I suspect there are people out there who would oppose the Death Penalty in any case, and those are the people I consider the most consistent. This isn’t to say they are right or wrong, but at least they don’t have the hairs to split the rest of us seem to enjoy taking an axe to in our spare time. There are those who would not oppose it as much were it only meted out justly and equally, which it is not, and those people have solid constitutional ground to stand upon. The odds of a poor black man being put to death are many times greater than that of a wealthy white man. It is a racially biased, class considered, gender centered, and arbitrary form of punishment which by its very nature is unusual if not cruel. This is the case against the Death Penalty and it is neither morally bereft, nor is it philosophically anemic.
Yet the use of execution is not necessarily punishment. The word punishment implies that through aversion therapy some behavior will be modified, in theory, and therefore we as a society have a right to impose it upon those who break the law. No one has yet to learn anything from being executed but at the same time, no one who has ever been executed has ever broken the law again either. Those who are executed have their behavior modified to the extreme and no one can deny the efficiency of execution when it comes to reducing recidivism. Theodore Bundy will never kill again. Gary Ridgeway still has that capacity as does Charles Manson. Execution would still serve the greater good in the two latter cases as well as it has the former.
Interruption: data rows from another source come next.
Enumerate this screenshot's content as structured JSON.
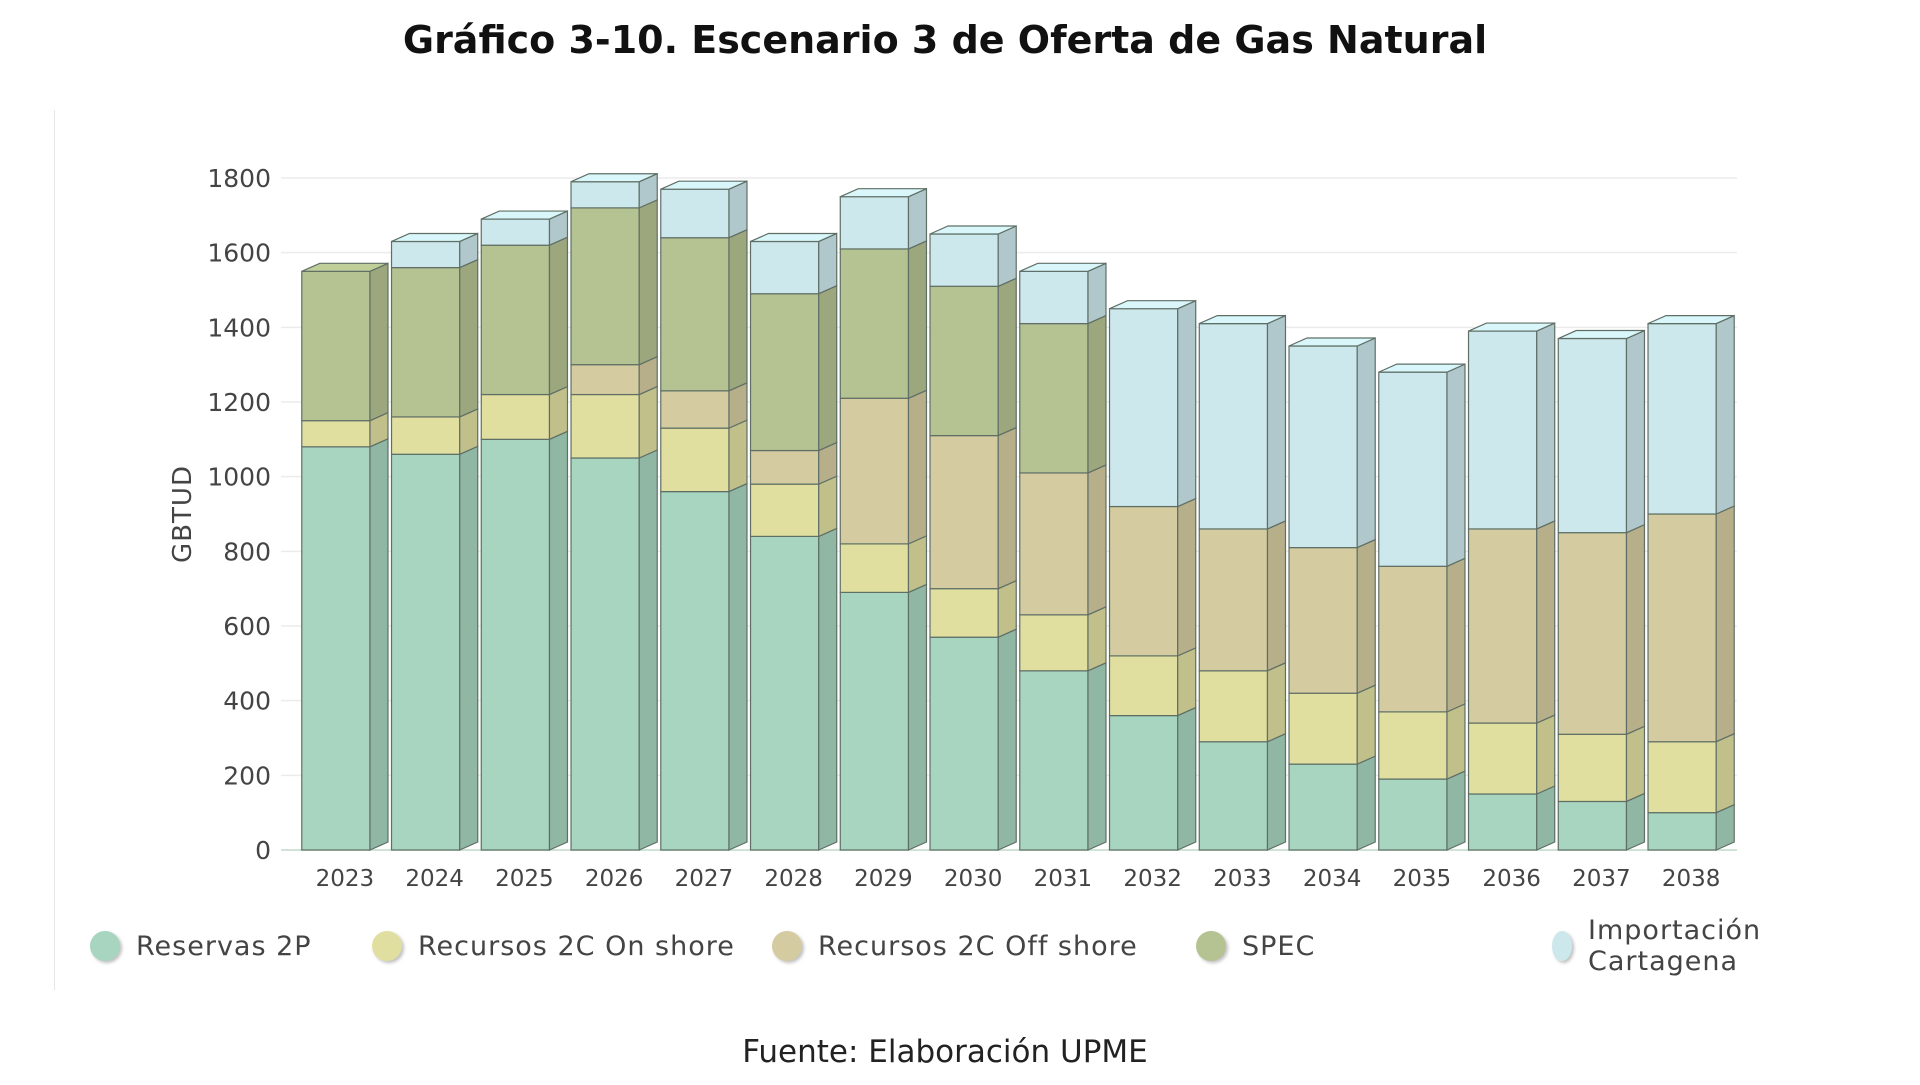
{
  "header": {
    "title": "Gráfico 3-10. Escenario 3 de Oferta de Gas Natural"
  },
  "footer": {
    "source": "Fuente: Elaboración UPME"
  },
  "chart_data": {
    "type": "bar",
    "stacked": true,
    "style": "3d",
    "title": "",
    "xlabel": "",
    "ylabel": "GBTUD",
    "ylim": [
      0,
      1800
    ],
    "yticks": [
      0,
      200,
      400,
      600,
      800,
      1000,
      1200,
      1400,
      1600,
      1800
    ],
    "grid": true,
    "legend_position": "bottom",
    "categories": [
      "2023",
      "2024",
      "2025",
      "2026",
      "2027",
      "2028",
      "2029",
      "2030",
      "2031",
      "2032",
      "2033",
      "2034",
      "2035",
      "2036",
      "2037",
      "2038"
    ],
    "series": [
      {
        "name": "Reservas 2P",
        "color": "#a8d5bf",
        "values": [
          1080,
          1060,
          1100,
          1050,
          960,
          840,
          690,
          570,
          480,
          360,
          290,
          230,
          190,
          150,
          130,
          100
        ]
      },
      {
        "name": "Recursos 2C On shore",
        "color": "#e0dfa0",
        "values": [
          70,
          100,
          120,
          170,
          170,
          140,
          130,
          130,
          150,
          160,
          190,
          190,
          180,
          190,
          180,
          190
        ]
      },
      {
        "name": "Recursos 2C Off shore",
        "color": "#d4ccA0",
        "values": [
          0,
          0,
          0,
          80,
          100,
          90,
          390,
          410,
          380,
          400,
          380,
          390,
          390,
          520,
          540,
          610
        ]
      },
      {
        "name": "SPEC",
        "color": "#b5c291",
        "values": [
          400,
          400,
          400,
          420,
          410,
          420,
          400,
          400,
          400,
          0,
          0,
          0,
          0,
          0,
          0,
          0
        ]
      },
      {
        "name": "Importación Cartagena",
        "color": "#cde8ec",
        "values": [
          0,
          70,
          70,
          70,
          130,
          140,
          140,
          140,
          140,
          530,
          550,
          540,
          520,
          530,
          520,
          510
        ]
      }
    ]
  }
}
But in all things human there is the problem of politics. The recent execution of Troy Davis was, in my opinion, was one purely of a political nature. No one, not the Governor, not the Board of Paroles and Pardons, not the Georgia Supreme Court and not even the SCOTUS would dare show mercy to a condemned cop killer this close to an election year. No one, not one person running for office endorsed anything but death. In a case where nearly the entire argument for conviction was based on testimony from witnesses nearly all recanted. This isn’t uncommon in such cases because it’s a popular thing for former witnesses to recant, whether it be real or not, there is no way to trust someone’s testimony who admits to lying. That said, if the testimony cannot be trusted at all from those who recanted then the only weight that can be given is to those whose story has not changed. There were witnesses who did not recant, and for reasons that escape me, the testimony of those people was not taken into consideration by those pressing for the life of Troy Davis.
This is a case where there was no murder weapon found. This is a case where the accused steadfastly maintained his innocence. Yet this is also a case where the accused, Troy Davis, was linked to an earlier shooting and the ballistics in the murder case matched those in the earlier shooting case. Davis was not, as some maintain, a victim of an overzealous police force out to pin the murder on the first person they found walking down the street. Troy Davis was no stranger to trouble with the law, and no stranger to violence.
So which way does the pressure lie? Is Troy Davis guilty of first degree murder of a law enforcement officer or simply a black man in the wrong place at the wrong time, scheduled to die far too close to an election year for there to be any hope that he’ll see justice? Barring a confession from the man Davis claimed killed the officer, we may never know and we might not know then. The real question is why was Troy Davis executed and if who he was, what he was, and who he killed part of the equation.
Are those who kill law enforcement officers any worse than those who kill housewives or school teachers? If Troy Davis would have killed a meter reader would be have been executed? Again, in an election year there is no one holding office who is going to show any sort of clemency to a condemned cop killer. Davis had the ill fortune for his appeal process to grind to a halt in a partisan battle for every single vote. For my part, if we are going to send men and women into harm’s way in uniform, be it law enforcement or battle, we ought to take special measures to protect them. In this case, I would have to say who the victim was mattered very much indeed.
In the end, execution is still here and Troy Davis is dead. I think he was guilty and I think that in any other year he gets a new trial or his sentence commuted. I think it unwise for the government to execute someone with this much doubt hanging over the outcome. In all things human, politics will rear its very ugly head and the execution of Troy Davis may push the death penalty to a new low as far as those who believe it ought to be applied in some cases. The high ground is still being held by those who think it ought to be abolished in every case. But those who believe there is a place for it still hold the better part of power. These are the people who know that in an election years, putting a poor black man to death for killing a police officer is a good strategic move. The fact that they are right, and granting Troy Davis any sort of mercy at all would have been political suicide says much more about us than the execution of Troy Davis says about him.